The early campaigning for the 2012 presidential election is well underway, which is impossible. We only just finished the 2008 election season. Hillary vs. Obama, then McCain and Palin vs. Obama and Whatshisname– all that drama took place, like, last week.
So why read a book about it? We all lived through it. We were there. We were active at the polls; we were engaged in discussions about race and gender and politics. We voted in primaries, for crying out loud, primaries. We already know what it was like.

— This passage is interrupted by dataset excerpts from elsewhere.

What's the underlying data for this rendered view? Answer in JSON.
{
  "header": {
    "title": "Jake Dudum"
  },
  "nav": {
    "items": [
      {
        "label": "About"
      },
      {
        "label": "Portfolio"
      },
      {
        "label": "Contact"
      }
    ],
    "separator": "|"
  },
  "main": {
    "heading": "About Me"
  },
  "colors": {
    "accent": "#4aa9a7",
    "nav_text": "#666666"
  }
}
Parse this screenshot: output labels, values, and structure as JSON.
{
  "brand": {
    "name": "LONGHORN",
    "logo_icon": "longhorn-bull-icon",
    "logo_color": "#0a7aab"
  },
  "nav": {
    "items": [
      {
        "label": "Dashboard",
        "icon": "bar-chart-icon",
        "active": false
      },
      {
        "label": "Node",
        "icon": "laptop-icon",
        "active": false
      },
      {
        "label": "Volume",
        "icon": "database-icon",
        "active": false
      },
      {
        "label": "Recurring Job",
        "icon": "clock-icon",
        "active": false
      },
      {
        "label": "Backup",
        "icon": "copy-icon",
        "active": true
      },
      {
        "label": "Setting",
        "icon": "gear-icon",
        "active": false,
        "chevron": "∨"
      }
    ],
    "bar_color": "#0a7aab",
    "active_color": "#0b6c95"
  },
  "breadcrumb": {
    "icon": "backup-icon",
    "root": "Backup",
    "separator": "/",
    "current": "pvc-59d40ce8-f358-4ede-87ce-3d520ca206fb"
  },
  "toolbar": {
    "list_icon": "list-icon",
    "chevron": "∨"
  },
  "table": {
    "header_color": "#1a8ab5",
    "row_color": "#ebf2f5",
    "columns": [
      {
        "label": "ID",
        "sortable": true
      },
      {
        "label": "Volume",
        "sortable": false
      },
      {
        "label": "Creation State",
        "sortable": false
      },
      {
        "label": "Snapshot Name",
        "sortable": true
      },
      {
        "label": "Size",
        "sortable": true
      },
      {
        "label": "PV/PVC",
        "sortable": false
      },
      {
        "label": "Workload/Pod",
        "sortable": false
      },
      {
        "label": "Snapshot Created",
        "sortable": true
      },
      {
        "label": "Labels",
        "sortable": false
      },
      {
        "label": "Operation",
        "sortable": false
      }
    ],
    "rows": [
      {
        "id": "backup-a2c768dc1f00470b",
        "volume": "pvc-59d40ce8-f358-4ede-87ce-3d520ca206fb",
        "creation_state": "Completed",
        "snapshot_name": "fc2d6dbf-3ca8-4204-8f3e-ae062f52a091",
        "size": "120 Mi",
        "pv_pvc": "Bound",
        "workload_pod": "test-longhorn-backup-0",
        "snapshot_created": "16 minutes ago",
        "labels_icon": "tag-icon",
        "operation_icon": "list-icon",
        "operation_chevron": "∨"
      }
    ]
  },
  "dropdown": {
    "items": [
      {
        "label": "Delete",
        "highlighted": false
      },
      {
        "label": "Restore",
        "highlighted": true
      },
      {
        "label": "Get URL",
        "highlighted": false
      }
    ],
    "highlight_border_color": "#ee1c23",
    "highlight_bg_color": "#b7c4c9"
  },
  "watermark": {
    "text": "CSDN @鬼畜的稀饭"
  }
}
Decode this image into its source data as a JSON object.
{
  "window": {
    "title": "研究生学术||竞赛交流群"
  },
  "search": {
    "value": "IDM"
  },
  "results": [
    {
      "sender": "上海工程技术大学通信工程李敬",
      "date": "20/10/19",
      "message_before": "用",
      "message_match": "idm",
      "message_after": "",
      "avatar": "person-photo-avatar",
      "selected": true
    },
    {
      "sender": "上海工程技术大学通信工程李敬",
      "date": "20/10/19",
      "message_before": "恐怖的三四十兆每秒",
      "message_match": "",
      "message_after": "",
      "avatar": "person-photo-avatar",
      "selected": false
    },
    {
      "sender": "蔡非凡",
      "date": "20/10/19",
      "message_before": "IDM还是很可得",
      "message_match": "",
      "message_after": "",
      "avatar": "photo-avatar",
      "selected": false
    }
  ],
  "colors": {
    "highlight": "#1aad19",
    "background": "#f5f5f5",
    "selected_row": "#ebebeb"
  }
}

Or do we? Television and the internet deluged us with election info in 2008, but mostly with “sloppy synopses and cartoonish characters at a rat-a-tat pace,” recalls Salon writer Rebecca Traister, whose prose is disgustingly quotable. “Many of us, struggling to keep up, were happy to just get the Cliffs Notes version. But in the ceaseless cycle of revelation and analysis we lost depth, clarity and perspective on the story that was unfolding around us, as well as on how that story was itself changing and reshaping itself.”
Traister delivers on the depth, clarity, and perspective in a book that is compulsively readable. If you thought you had a firm grasp on the events and personalities of the 2008 presidential campaigns, prepare to be taken down a peg. Traister has rummaged through the glut of information from America’s recent history and emerged with a narrative that will enthrall anyone who cares about sex, power, gender, or the media.
Hillary Clinton, Michelle Obama, and Sarah Palin all feature prominently in the book, but this story is not just about them. It is about Katie Couric and Rachel Maddow, Gloria Steinem and Tina Fey. It is about the older feminists who flocked to Clinton and the younger women who flocked to Obama, and the young men who loathed Hillary but who swore they weren’t sexist. It is about understanding feminism as it related to a vice-presidential candidate who balanced marriage, five children, and a powerful political career while remaining staunchly anti-choice. It is about the eighteen million pro-Clinton voters whom Clinton so eloquently thanked in her concession speech: “Although we weren’t able to shatter that highest, hardest glass ceiling this time, thanks to you it’s got about eighteen million cracks in it.”
I hope you remember that line– it still makes me tear up to read it– but you can be forgiven if you don’t. The mainstream media spent most of their time focused on the other part of Clinton’s concession speech, the not-news that she would be endorsing Obama. That decision to focus on Clinton’s capitulation, rather than on her astounding feminist success, speaks to the subtle sexism in the media and at large. This is where Traister truly shines. It is easy to cry sexism when newscasters criticize a candidate for her ankles or the pitch of her laugh rather than her policies. (Not that many people did cry sexism when that happened, alas.) It is harder to perceive sexism when it is nuanced and subtle, but Traister recognizes it for what it is and cries foul.
Does this sound like feminist screed? It’s not. Traister is in her thirties. She identifies less with the trailblazing feminists of her mother’s generation and more with younger women, many of whom felt uncomfortable at even considering gender when evaluating a candidate (because that sort of thing would be sexist, right?). Instead, Traister teases out the subtleties of feminisms old and new, creating her own fiery perspective.